My Middle Son did me the huge favor of cleaning out the garage. I gave him free reign.
I have a very hard time letting go of things that I think that I just may need again one day. More often than not, when I go through the house, what I do is shuffle my belongings.
I tidy things up, bring forward the items that I use all of the time and store the less used items in another spot.
I throw away a little, I donate a little and I sell a little. But I keep a lot.
My Son is not the same as me. When he cleans ... he cleans out. I knew the garage needed that. I closed my eyes and let him go. He tried to explain what he was doing and why, but I had to just let it go. Trust him. Trust that he knew what had to stay.
He did a wonderful job.
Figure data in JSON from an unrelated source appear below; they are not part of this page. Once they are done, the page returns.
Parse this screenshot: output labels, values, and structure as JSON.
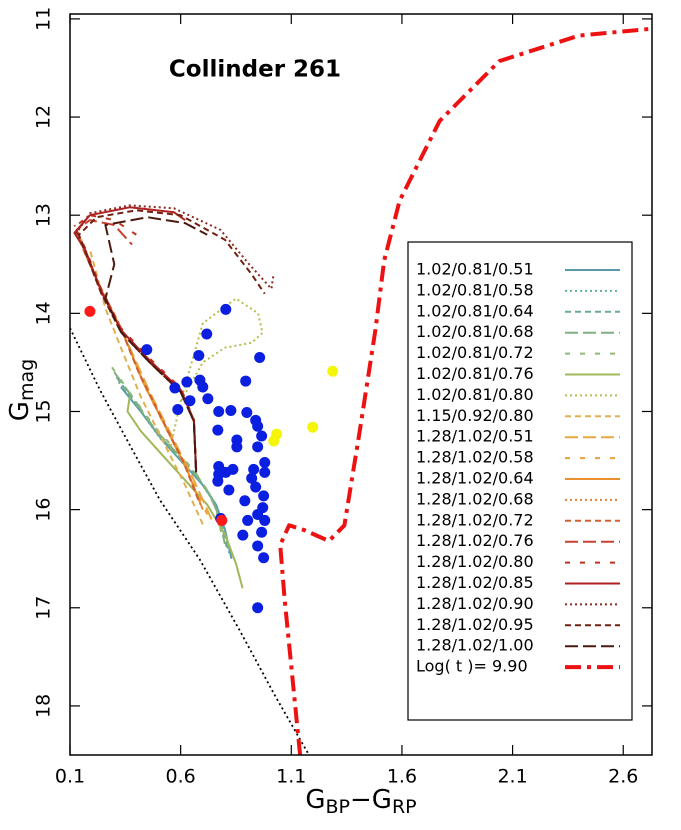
{
  "chart_data": {
    "type": "line",
    "title": "Collinder 261",
    "xlabel": [
      "G",
      "BP",
      "−G",
      "RP"
    ],
    "ylabel": [
      "G",
      "mag"
    ],
    "xlim": [
      0.1,
      2.73
    ],
    "ylim": [
      10.95,
      18.5
    ],
    "y_inverted": true,
    "xticks": [
      0.1,
      0.6,
      1.1,
      1.6,
      2.1,
      2.6
    ],
    "yticks": [
      11,
      12,
      13,
      14,
      15,
      16,
      17,
      18
    ],
    "legend": "lower right",
    "series": [
      {
        "name": "1.02/0.81/0.51",
        "color": "#5a9aa8",
        "style": "solid",
        "width": 2,
        "x": [
          0.33,
          0.42,
          0.52,
          0.62,
          0.7,
          0.76,
          0.8,
          0.83
        ],
        "values": [
          14.75,
          15.0,
          15.3,
          15.55,
          15.75,
          15.95,
          16.2,
          16.5
        ]
      },
      {
        "name": "1.02/0.81/0.58",
        "color": "#5fb0a0",
        "style": "dotted",
        "width": 2,
        "x": [
          0.32,
          0.41,
          0.51,
          0.61,
          0.69,
          0.75,
          0.79,
          0.82
        ],
        "values": [
          14.7,
          14.97,
          15.28,
          15.52,
          15.72,
          15.92,
          16.15,
          16.45
        ]
      },
      {
        "name": "1.02/0.81/0.64",
        "color": "#6aaa90",
        "style": "dashed",
        "width": 2,
        "x": [
          0.31,
          0.4,
          0.5,
          0.6,
          0.68,
          0.74,
          0.78,
          0.81
        ],
        "values": [
          14.65,
          14.93,
          15.24,
          15.48,
          15.68,
          15.88,
          16.1,
          16.4
        ]
      },
      {
        "name": "1.02/0.81/0.68",
        "color": "#80b080",
        "style": "longdash",
        "width": 2,
        "x": [
          0.3,
          0.39,
          0.49,
          0.59,
          0.67,
          0.73,
          0.77,
          0.8
        ],
        "values": [
          14.6,
          14.88,
          15.2,
          15.44,
          15.64,
          15.84,
          16.05,
          16.35
        ]
      },
      {
        "name": "1.02/0.81/0.72",
        "color": "#90b878",
        "style": "sparse",
        "width": 2,
        "x": [
          0.29,
          0.38,
          0.48,
          0.58,
          0.66,
          0.72,
          0.76,
          0.79
        ],
        "values": [
          14.55,
          14.84,
          15.15,
          15.4,
          15.6,
          15.8,
          16.0,
          16.3
        ]
      },
      {
        "name": "1.02/0.81/0.76",
        "color": "#a0b858",
        "style": "solid",
        "width": 2,
        "x": [
          0.37,
          0.36,
          0.42,
          0.52,
          0.62,
          0.72,
          0.8,
          0.85,
          0.88
        ],
        "values": [
          14.85,
          15.0,
          15.2,
          15.45,
          15.7,
          15.95,
          16.25,
          16.55,
          16.8
        ]
      },
      {
        "name": "1.02/0.81/0.80",
        "color": "#b8bc50",
        "style": "dotted",
        "width": 2,
        "x": [
          0.55,
          0.6,
          0.7,
          0.85,
          0.95,
          0.97,
          0.92,
          0.8,
          0.7,
          0.6
        ],
        "values": [
          15.4,
          14.9,
          14.1,
          13.85,
          14.0,
          14.2,
          14.3,
          14.35,
          14.5,
          14.9
        ]
      },
      {
        "name": "1.15/0.92/0.80",
        "color": "#e0b050",
        "style": "dashed",
        "width": 2,
        "x": [
          0.7,
          0.62,
          0.52,
          0.42,
          0.33,
          0.26,
          0.22,
          0.19
        ],
        "values": [
          16.15,
          15.75,
          15.3,
          14.85,
          14.35,
          13.95,
          13.6,
          13.35
        ]
      },
      {
        "name": "1.28/1.02/0.51",
        "color": "#e8a840",
        "style": "longdash",
        "width": 2,
        "x": [
          0.74,
          0.66,
          0.56,
          0.46,
          0.36,
          0.27,
          0.2,
          0.16
        ],
        "values": [
          16.1,
          15.7,
          15.25,
          14.8,
          14.3,
          13.9,
          13.55,
          13.3
        ]
      },
      {
        "name": "1.28/1.02/0.58",
        "color": "#e8a040",
        "style": "sparse",
        "width": 2,
        "x": [
          0.72,
          0.64,
          0.54,
          0.44,
          0.35,
          0.26,
          0.19,
          0.15
        ],
        "values": [
          16.05,
          15.65,
          15.2,
          14.75,
          14.25,
          13.85,
          13.5,
          13.25
        ]
      },
      {
        "name": "1.28/1.02/0.64",
        "color": "#e89030",
        "style": "solid",
        "width": 2,
        "x": [
          0.7,
          0.63,
          0.53,
          0.43,
          0.34,
          0.25,
          0.18,
          0.14
        ],
        "values": [
          16.0,
          15.6,
          15.15,
          14.7,
          14.2,
          13.8,
          13.45,
          13.2
        ]
      },
      {
        "name": "1.28/1.02/0.68",
        "color": "#e08030",
        "style": "dotted",
        "width": 2,
        "x": [
          0.69,
          0.62,
          0.52,
          0.42,
          0.33,
          0.24,
          0.17,
          0.13
        ],
        "values": [
          15.95,
          15.55,
          15.1,
          14.65,
          14.15,
          13.75,
          13.4,
          13.15
        ]
      },
      {
        "name": "1.28/1.02/0.72",
        "color": "#d06030",
        "style": "dashed",
        "width": 2,
        "x": [
          0.68,
          0.61,
          0.51,
          0.41,
          0.32,
          0.23,
          0.16,
          0.12
        ],
        "values": [
          15.9,
          15.5,
          15.05,
          14.6,
          14.1,
          13.7,
          13.35,
          13.1
        ]
      },
      {
        "name": "1.28/1.02/0.76",
        "color": "#c84030",
        "style": "longdash",
        "width": 2,
        "x": [
          0.67,
          0.66,
          0.6,
          0.46,
          0.33,
          0.24,
          0.17,
          0.13,
          0.19,
          0.3,
          0.38
        ],
        "values": [
          15.6,
          15.09,
          14.78,
          14.48,
          14.17,
          13.77,
          13.36,
          13.15,
          13.05,
          13.1,
          13.3
        ]
      },
      {
        "name": "1.28/1.02/0.80",
        "color": "#c03020",
        "style": "sparse",
        "width": 2,
        "x": [
          0.67,
          0.66,
          0.6,
          0.46,
          0.33,
          0.24,
          0.17,
          0.12,
          0.19,
          0.3,
          0.4
        ],
        "values": [
          15.58,
          15.08,
          14.76,
          14.46,
          14.15,
          13.75,
          13.34,
          13.12,
          13.0,
          13.05,
          13.2
        ]
      },
      {
        "name": "1.28/1.02/0.85",
        "color": "#b02020",
        "style": "solid",
        "width": 2,
        "x": [
          0.67,
          0.66,
          0.6,
          0.46,
          0.33,
          0.24,
          0.17,
          0.12,
          0.19,
          0.37,
          0.57,
          0.62
        ],
        "values": [
          15.6,
          15.09,
          14.78,
          14.48,
          14.17,
          13.77,
          13.36,
          13.18,
          13.0,
          12.92,
          12.97,
          13.05
        ]
      },
      {
        "name": "1.28/1.02/0.90",
        "color": "#8b2a20",
        "style": "dotted",
        "width": 2,
        "x": [
          0.67,
          0.66,
          0.6,
          0.46,
          0.33,
          0.24,
          0.17,
          0.13,
          0.19,
          0.37,
          0.57,
          0.78,
          0.91,
          1.01,
          1.02
        ],
        "values": [
          15.62,
          15.1,
          14.8,
          14.5,
          14.19,
          13.79,
          13.38,
          13.18,
          12.98,
          12.9,
          12.93,
          13.15,
          13.5,
          13.75,
          13.6
        ]
      },
      {
        "name": "1.28/1.02/0.95",
        "color": "#702010",
        "style": "dashed",
        "width": 2,
        "x": [
          0.67,
          0.66,
          0.6,
          0.46,
          0.33,
          0.24,
          0.17,
          0.14,
          0.22,
          0.4,
          0.6,
          0.8,
          0.92,
          0.98
        ],
        "values": [
          15.62,
          15.1,
          14.8,
          14.5,
          14.19,
          13.79,
          13.38,
          13.2,
          13.02,
          12.95,
          13.0,
          13.25,
          13.6,
          13.8
        ]
      },
      {
        "name": "1.28/1.02/1.00",
        "color": "#4a1a10",
        "style": "longdash",
        "width": 2,
        "x": [
          0.67,
          0.66,
          0.6,
          0.46,
          0.33,
          0.26,
          0.3,
          0.26,
          0.45,
          0.62,
          0.72
        ],
        "values": [
          15.62,
          15.1,
          14.8,
          14.5,
          14.19,
          13.85,
          13.5,
          13.1,
          13.02,
          13.08,
          13.2
        ]
      },
      {
        "name": "Log( t )= 9.90",
        "color": "#ee1111",
        "style": "dashdot",
        "width": 4,
        "x": [
          1.14,
          1.07,
          1.05,
          1.09,
          1.16,
          1.27,
          1.34,
          1.41,
          1.48,
          1.52,
          1.59,
          1.77,
          2.04,
          2.4,
          2.73
        ],
        "values": [
          18.5,
          16.92,
          16.36,
          16.16,
          16.21,
          16.32,
          16.16,
          15.19,
          14.17,
          13.46,
          12.85,
          12.04,
          11.43,
          11.17,
          11.1
        ]
      }
    ],
    "zams": {
      "color": "#000000",
      "style": "dotted",
      "x": [
        0.1,
        0.235,
        0.37,
        0.506,
        0.687,
        0.867,
        1.025,
        1.18
      ],
      "values": [
        14.15,
        14.78,
        15.34,
        15.9,
        16.51,
        17.23,
        17.89,
        18.5
      ]
    },
    "scatter": [
      {
        "color": "#0a1fe0",
        "x": [
          0.804,
          0.718,
          0.682,
          0.628,
          0.687,
          0.574,
          0.7,
          0.723,
          0.642,
          0.587,
          0.772,
          0.957,
          0.894,
          0.827,
          0.899,
          0.854,
          0.854,
          0.939,
          0.948,
          0.966,
          0.948,
          0.98,
          0.98,
          0.93,
          0.921,
          0.939,
          0.975,
          0.971,
          0.948,
          0.98,
          0.966,
          0.948,
          0.975,
          0.89,
          0.903,
          0.881,
          0.781,
          0.772,
          0.804,
          0.836,
          0.818,
          0.768,
          0.948,
          0.447,
          0.768,
          0.772
        ],
        "values": [
          13.96,
          14.21,
          14.43,
          14.7,
          14.68,
          14.76,
          14.75,
          14.87,
          14.89,
          14.98,
          15.0,
          14.45,
          14.69,
          14.99,
          15.01,
          15.29,
          15.36,
          15.09,
          15.15,
          15.25,
          15.36,
          15.52,
          15.62,
          15.59,
          15.68,
          15.77,
          15.86,
          15.98,
          16.05,
          16.11,
          16.23,
          16.37,
          16.49,
          15.91,
          16.11,
          16.26,
          16.09,
          15.64,
          15.62,
          15.59,
          15.8,
          15.71,
          17.0,
          14.37,
          15.19,
          15.56
        ]
      },
      {
        "color": "#f5f50a",
        "x": [
          1.287,
          1.197,
          1.034,
          1.021
        ],
        "values": [
          14.59,
          15.16,
          15.23,
          15.3
        ]
      },
      {
        "color": "#ff1a1a",
        "x": [
          0.19,
          0.786
        ],
        "values": [
          13.98,
          16.11
        ]
      }
    ]
  }
}
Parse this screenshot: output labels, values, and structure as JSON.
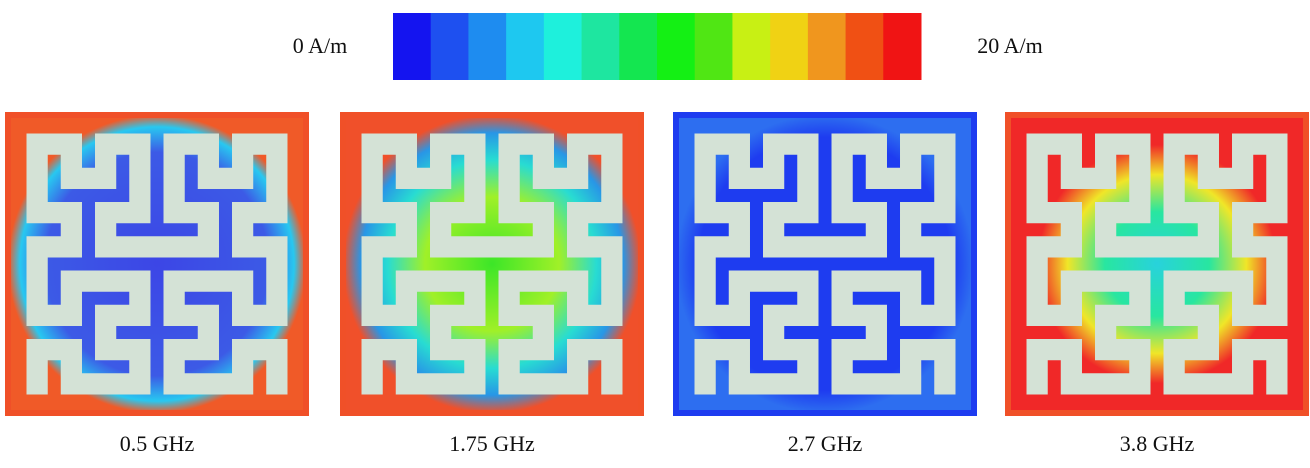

The garage is completely decluttered and it feels amazing.
He also cleaned out the playhouse and sorted through the masses of toys that I have out there from my daycare 'career'. I look at the shelves of toys in that playhouse. I look at the spare bedroom that is filled to capacity with toys. There are high chairs and playpens lined up in the basement. There are toys in the shelving unit in the living room.
Then there is my bedroom closet. Yet another Pandora's Box that I dare not open until I'm fully rested. It is full of things that I just don't seem to want to let go of.
I thought of what I had read about needing to clean out the old, to make room for the new. Not new possessions ... but a new life.
My daycare career is history. I'm moving on. My past is my past. I'm moving on.
It's time to clean house. And make room for a new life.